BIMCO has proposed that the Fourth International Maritime Organization (IMO) Greenhouse Gas (GHG) Study does not include unrealistically high gross domestic product (GDP) growth projections to predict future transport demand – and thereby emissions – of the shipping industry. The proposal has been made to the expert workshop preparing for the study, which met in London 12-14 March.
“It is imperative that the industry – and the world – base discussions and actions to reduce emissions from shipping on credible and realistic projections. If not, we risk making the wrong decisions and spending resources ineffectively,” says Lars Robert Pedersen, BIMCO Deputy Secretary General.

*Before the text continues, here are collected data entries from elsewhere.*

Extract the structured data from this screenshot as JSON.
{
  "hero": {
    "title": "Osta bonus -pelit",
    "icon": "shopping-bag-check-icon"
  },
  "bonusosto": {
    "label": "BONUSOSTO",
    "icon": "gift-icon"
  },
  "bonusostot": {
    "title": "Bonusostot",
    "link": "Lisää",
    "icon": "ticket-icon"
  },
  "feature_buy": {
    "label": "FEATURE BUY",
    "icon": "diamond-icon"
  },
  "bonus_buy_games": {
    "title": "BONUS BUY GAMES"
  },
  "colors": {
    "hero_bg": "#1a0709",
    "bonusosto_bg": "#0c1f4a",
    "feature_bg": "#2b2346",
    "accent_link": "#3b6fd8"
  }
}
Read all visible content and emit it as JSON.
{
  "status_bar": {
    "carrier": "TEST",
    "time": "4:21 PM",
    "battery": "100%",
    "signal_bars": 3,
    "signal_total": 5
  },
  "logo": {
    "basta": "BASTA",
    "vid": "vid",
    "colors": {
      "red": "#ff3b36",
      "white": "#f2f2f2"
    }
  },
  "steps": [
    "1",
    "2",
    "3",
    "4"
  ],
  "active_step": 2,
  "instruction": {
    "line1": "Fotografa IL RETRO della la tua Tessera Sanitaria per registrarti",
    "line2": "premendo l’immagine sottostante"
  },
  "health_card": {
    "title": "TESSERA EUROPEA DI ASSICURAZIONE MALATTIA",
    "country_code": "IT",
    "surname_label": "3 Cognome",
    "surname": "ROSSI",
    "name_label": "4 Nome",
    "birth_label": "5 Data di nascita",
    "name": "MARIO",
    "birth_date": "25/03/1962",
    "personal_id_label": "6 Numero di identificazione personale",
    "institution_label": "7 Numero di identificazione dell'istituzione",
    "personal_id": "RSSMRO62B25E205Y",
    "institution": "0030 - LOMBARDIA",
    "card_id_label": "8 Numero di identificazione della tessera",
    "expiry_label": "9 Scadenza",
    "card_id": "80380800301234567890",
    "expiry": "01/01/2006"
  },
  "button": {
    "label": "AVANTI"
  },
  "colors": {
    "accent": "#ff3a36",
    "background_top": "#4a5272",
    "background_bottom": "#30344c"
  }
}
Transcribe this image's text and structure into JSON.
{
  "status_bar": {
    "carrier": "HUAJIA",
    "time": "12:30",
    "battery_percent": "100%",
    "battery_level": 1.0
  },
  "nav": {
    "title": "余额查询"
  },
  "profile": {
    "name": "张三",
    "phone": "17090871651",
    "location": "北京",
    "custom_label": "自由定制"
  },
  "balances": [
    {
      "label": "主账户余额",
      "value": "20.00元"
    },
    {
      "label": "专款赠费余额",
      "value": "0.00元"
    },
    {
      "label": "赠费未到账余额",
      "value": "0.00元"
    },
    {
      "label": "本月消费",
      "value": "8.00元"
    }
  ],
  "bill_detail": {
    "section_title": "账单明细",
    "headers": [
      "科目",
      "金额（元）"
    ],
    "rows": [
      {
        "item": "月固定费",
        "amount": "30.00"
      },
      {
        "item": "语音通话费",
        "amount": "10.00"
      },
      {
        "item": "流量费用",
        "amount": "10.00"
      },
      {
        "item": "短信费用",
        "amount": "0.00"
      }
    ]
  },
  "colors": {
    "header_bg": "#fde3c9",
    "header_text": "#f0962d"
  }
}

BIMCO argues that the Fourth IMO GHG Study should avoid scenarios 1 and 5 of the International Panel on Climate Change (IPCC) Shared Socio-economic Pathways (SSP), as these scenarios project considerably higher and unrealistic short- to mid-term economic growth (as much as two percentage points higher) than current economic trends and OECD (Organisation for Economic Cooperation and Development) projections.
It should be noted that only the lowest of the five SSPs (scenario 3) has compounded growth in line with current OECD projections.
“The previous study’s most pessimistic projection of a 250% increase in CO2 emissions from shipping has since proven to be totally unrealistic, given the actual and projected economic development of the world. Unfortunately, the 250% projection has frequently been used as a stick against the shipping industry and to shape regional policy. BIMCO wants to avoid that happening again,” Pedersen says.
BIMCO has collaborated with CE Delft, the consultancy that modeled and calculated the Third IMO GHG Study’s projections in 2014 for future GHG emissions from ships. The revised calculation includes the most recent OECD GDP projections.
The report highlights, that when using a more realistic GDP growth scenario, the shipping industry is projected to achieve an absolute reduction of 20% versus the target of an absolute emission reduction of 50% by 2050 compared to 2008.
“We will need new solutions, in addition to traditional efficiency measures, to reach the 2050 target. But to pick the right solutions, we need realistic projections,” Pedersen says.
Lower transport work projections have recently been supported by two other studies: “Energy Transition Outlook 2018: Maritime Forecast to 2050” by DNV-GL and “Transport 2040 – Automation, Technology and Employment – The Future of Work” by the World Maritime University.
Both studies have decoupled the correlation between the growth in GDP and transport demand after 2030, and both studies arrive at projections well below the BIMCO/CE Delft recalculation of the Third GHG Study.
BIMCO also suggests that the IMO expert workshop take the decoupling of GDP growth and transport work into consideration.